LEARNING DATA VISUALISATION

This article covers the sampling of some output of a set of data using R programming and also the lines of codes. Before we dive into the process of learning data visualisation using R programming we must first understand the meaning of data visualisation.

With ever increasing volume of data, it is impossible to tell stories without visualizations. Data visualization is an art of how to turn numbers into useful knowledge. R Programming lets you learn this art by offering a set of inbuilt functions and libraries to build visualizations and present data. Data visualisation in r programming is done with the use of the ggplot2 and corrplot packages and also with a host of other packages.
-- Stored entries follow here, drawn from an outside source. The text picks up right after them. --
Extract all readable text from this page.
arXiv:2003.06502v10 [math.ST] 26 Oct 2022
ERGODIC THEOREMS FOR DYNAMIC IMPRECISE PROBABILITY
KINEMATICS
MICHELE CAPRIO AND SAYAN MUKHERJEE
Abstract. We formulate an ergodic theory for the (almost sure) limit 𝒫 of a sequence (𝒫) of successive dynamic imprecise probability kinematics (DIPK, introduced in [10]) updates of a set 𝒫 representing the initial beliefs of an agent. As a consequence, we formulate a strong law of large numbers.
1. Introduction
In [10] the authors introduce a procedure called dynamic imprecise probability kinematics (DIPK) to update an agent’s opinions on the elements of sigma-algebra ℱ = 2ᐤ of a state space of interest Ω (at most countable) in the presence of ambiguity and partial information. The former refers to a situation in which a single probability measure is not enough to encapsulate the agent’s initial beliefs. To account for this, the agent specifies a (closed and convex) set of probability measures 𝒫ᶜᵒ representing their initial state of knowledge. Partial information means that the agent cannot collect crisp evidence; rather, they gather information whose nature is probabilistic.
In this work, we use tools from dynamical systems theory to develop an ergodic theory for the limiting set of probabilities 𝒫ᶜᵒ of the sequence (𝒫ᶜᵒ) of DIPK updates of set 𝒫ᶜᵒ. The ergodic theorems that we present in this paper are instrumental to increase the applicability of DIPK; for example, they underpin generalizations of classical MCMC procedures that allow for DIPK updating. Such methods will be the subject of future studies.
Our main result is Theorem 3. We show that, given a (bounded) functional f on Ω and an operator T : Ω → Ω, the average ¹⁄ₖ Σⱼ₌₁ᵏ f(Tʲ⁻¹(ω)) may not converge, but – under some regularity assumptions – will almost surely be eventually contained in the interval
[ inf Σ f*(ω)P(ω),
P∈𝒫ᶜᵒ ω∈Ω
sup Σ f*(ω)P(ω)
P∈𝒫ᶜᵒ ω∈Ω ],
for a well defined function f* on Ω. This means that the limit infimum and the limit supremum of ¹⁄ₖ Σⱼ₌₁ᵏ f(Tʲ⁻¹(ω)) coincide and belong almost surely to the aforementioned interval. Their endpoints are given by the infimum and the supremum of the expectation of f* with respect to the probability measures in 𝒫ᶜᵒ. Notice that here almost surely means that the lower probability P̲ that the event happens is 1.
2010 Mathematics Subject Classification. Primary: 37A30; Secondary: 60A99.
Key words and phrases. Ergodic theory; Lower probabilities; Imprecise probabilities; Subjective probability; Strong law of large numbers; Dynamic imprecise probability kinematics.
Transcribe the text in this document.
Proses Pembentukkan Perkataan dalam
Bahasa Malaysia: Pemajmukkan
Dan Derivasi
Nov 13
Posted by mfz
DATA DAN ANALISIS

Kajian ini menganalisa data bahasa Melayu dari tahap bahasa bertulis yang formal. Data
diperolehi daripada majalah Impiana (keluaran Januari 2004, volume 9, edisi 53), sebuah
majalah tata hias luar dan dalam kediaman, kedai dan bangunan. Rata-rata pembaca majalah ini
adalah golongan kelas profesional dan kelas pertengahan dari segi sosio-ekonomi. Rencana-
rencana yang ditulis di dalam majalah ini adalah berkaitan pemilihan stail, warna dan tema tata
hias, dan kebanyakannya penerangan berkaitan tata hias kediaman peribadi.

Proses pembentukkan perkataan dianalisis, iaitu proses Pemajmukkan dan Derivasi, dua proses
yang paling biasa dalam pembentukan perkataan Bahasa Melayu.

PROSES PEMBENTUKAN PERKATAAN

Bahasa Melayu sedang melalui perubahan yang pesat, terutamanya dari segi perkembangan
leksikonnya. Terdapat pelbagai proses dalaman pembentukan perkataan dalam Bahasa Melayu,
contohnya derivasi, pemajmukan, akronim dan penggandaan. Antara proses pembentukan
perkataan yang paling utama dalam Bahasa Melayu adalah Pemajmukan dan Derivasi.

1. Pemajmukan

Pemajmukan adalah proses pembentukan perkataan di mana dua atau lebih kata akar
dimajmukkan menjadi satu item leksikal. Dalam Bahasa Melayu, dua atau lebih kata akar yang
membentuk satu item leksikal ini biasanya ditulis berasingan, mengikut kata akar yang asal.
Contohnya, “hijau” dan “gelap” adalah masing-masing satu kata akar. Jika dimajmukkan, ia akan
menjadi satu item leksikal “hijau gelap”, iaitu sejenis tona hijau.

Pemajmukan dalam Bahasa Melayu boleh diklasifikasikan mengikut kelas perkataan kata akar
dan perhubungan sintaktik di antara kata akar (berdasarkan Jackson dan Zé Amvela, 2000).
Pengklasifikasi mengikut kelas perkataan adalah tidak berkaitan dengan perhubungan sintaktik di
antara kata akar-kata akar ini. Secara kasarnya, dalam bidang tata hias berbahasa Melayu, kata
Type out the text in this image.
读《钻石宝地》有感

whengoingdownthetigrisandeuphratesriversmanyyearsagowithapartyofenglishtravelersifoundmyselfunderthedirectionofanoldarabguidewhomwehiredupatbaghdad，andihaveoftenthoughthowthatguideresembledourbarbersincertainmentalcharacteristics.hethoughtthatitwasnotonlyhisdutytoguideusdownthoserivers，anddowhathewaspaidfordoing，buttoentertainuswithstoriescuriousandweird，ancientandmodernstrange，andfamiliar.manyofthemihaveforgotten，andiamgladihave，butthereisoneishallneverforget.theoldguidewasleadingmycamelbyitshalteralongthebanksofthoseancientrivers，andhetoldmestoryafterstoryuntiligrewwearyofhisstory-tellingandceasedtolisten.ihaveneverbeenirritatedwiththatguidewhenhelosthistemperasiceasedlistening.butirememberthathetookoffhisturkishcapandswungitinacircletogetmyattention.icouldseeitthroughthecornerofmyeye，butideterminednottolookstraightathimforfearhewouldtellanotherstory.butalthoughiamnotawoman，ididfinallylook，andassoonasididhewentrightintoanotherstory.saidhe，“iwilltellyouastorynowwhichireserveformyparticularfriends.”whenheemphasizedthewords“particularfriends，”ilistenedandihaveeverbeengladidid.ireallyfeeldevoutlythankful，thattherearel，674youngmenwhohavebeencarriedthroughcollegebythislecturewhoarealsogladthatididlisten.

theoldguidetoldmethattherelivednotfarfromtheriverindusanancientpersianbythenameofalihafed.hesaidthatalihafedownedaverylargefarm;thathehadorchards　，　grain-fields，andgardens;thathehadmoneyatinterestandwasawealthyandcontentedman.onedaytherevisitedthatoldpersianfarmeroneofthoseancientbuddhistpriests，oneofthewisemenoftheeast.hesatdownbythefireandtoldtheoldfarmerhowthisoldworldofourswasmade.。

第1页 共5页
Data Visualization in R: this article will cover the following visualisations, Bar chart, Histogram, Heat Map, Scatter plot, box plot, correlogram and area charts. To carry out my illustration I will be making use of a set of inbuilt data from our Rstudio

Bar chart: Bar Plots are suitable for showing comparison between variables, it is used when you want to plot a categorical or continuous variable. If we want to plot a bar chart from our data set, E.g if we to want plot Automobile cylinder by the Number of Gear in a car.

Rcode :

Data(mtcars)

View(mtcars)

data(airquality)

View(airquality)

#bar charts of cylindersnand gears in mtcars

barza <- table(mtcars$cyl,mtcars$gear)

View(barza)

barplot(barza, main= 'Automobile cylinder by the Number of Gear in a car’, col=c(’steelblue’,’orange’,’black’), legend=rownames(barza), xlab=’Number of Gears’, ylab= 'Frequency’)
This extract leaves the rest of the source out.